Partition Strategy

Context#

When storing data into S3, access performance can be increased by partitioning datasets down into folder tree with the leaf folders containing subsets of the overall dataset. When products like AWS Athena access the overall dataset, it can limit it's read processes to a selection of these leaf directories based on the data that needs to be queried.

Decision#

Datasets on the platform will be stored in the following folder structure:

{department/service}/{dataset-name}/import_year={import-year}/import_month={import-month}/import_day={import-day}/

  • department/service - The top level folder should always be the server/department that owns the data.
  • dateset-name - The name of the dataset, this is chosen by the user importing the data but should descriptive.
  • import-year/import-month/import-day - The year/month/day the dataset was written to the data platform, or in cases of ingesting third-party data, the year/month/day the data was originally generated.

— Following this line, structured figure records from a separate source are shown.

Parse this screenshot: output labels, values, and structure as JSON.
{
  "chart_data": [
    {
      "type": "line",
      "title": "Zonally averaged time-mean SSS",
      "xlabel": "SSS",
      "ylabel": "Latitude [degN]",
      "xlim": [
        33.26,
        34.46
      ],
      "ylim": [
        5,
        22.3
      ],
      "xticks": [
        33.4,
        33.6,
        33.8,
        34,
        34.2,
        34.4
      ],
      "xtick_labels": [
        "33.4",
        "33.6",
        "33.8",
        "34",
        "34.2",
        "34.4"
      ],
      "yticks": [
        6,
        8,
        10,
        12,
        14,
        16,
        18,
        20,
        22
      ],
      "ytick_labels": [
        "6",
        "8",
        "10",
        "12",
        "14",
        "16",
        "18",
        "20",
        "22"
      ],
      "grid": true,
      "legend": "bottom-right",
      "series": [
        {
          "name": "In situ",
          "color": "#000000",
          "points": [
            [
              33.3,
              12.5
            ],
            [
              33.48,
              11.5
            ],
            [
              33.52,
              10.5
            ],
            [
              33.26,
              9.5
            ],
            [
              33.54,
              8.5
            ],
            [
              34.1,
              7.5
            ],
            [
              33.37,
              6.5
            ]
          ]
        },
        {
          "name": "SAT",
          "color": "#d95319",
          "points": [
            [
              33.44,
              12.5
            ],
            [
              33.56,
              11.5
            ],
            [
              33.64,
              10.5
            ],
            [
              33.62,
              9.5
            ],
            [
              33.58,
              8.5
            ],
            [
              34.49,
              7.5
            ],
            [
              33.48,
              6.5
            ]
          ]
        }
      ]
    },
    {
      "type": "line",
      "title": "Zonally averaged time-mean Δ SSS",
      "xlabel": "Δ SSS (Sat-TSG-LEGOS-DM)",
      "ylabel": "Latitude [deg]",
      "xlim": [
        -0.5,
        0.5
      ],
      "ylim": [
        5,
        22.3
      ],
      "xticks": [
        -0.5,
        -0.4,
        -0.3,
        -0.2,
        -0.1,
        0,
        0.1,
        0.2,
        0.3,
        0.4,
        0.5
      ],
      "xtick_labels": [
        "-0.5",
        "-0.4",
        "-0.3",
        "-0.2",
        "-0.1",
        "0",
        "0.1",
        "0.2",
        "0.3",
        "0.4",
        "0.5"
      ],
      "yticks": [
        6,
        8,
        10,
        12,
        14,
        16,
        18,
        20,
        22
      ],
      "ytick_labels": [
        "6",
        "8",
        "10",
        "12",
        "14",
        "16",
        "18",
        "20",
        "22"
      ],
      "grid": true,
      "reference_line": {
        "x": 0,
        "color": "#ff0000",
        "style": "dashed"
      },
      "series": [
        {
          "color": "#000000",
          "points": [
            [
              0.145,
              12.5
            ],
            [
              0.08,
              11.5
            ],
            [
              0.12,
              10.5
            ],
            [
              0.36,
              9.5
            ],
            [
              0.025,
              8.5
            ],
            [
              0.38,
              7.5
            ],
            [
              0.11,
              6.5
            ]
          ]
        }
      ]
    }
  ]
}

Dataset that require additional partitioning for optimisation should be done so under this structure. E.g. A dataset that stores PCNs may choose to break the data down further by issue date:

{department/service}/{dataset-name}/import_year={import-year}/import_month={import-month}/import_day={import-day}/issue_date={pcn-issue-date}

Consequences#

This structure will allow us to store historic states of data, allowing analysis to reference back to previous versions of data to see how it was presented on that date. Conversely, each ETL process will need to take into account that a dataset may have multiple days/months/years of data with many duplicates is viewed collectively. Therefore, each query should filter down to the specifc day/month/year required unless viewing data historically.